Ingredients: 3 cups all-purpose flour 1 tablespoon baking powder 1/2 teaspoon salt 1 cup unsalted butter, at room temperature 2 cups sugar 5 large eggs 2 teaspoons vanilla extract 1 1/4 cup buttermilk
Directions: Preheat the oven to 350 degrees F. Grease 2 8-inch round cake pans and line them with parchment paper.
Sift together the flour, baking powder, and salt and set aside.
Place the butter in a large mixing bowl. Beat on medium-high speed for 3-4 minutes or until light and fluffy. Scrape down the sides of the bowl as needed.
With the mixer running, add the sugar to the butter in 1/4-cup increments, beating well after each addition. Add the eggs one at a time, again beating well after each addition and scraping down the sides of the bowl as needed.
Combine the vanilla and buttermilk.
With the mixer running on low speed, alternately add the flour mixture and buttermilk mixture in small amounts. Beat until the batter is smooth.
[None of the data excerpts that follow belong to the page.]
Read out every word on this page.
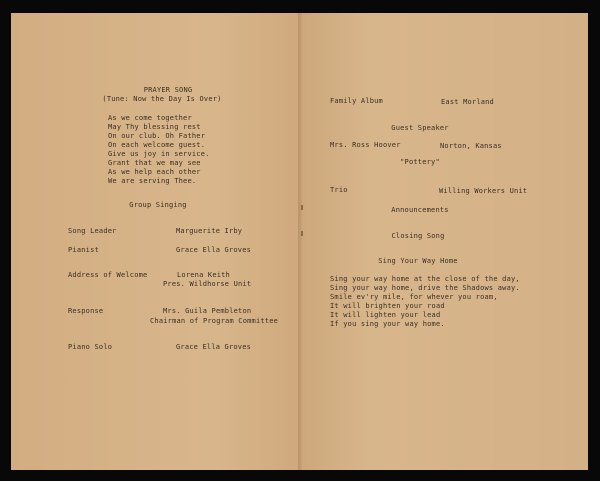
PRAYER SONG
(Tune: Now the Day Is Over)
As we come together
May Thy blessing rest
On our club. Oh Father
On each welcome guest.
Give us joy in service.
Grant that we may see
As we help each other
We are serving Thee.
Group Singing
Song Leader	Marguerite Irby
Pianist	Grace Ella Groves
Address of Welcome	Lorena Keith
Pres. Wildhorse Unit
Response	Mrs. Guila Pembleton
Chairman of Program Committee
Piano Solo	Grace Ella Groves
Family Album	East Morland
Guest Speaker
Mrs. Ross Hoover	Norton, Kansas
"Pottery"
Trio	Willing Workers Unit
Announcements
Closing Song
Sing Your Way Home
Sing your way home at the close of the day,
Sing your way home, drive the Shadows away.
Smile ev'ry mile, for whever you roam,
It will brighten your road
It will lighten your lead
If you sing your way home.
Divide the cake batter between the prepared cake pans. Place the pans in the oven and bake at 350 degrees F for 45-50 minutes or until the cake tests done when a toothpick is inserted in the middle.
Remove the cakes from the oven and let them cool in the pans on a wire rack. When cool, remove the cakes from the pans and frost as desired. Store the buttermilk yellow cakes in an airtight container.
The unfrosted cake layers can be wrapped in airtight packaging and frozen for up to 2 months.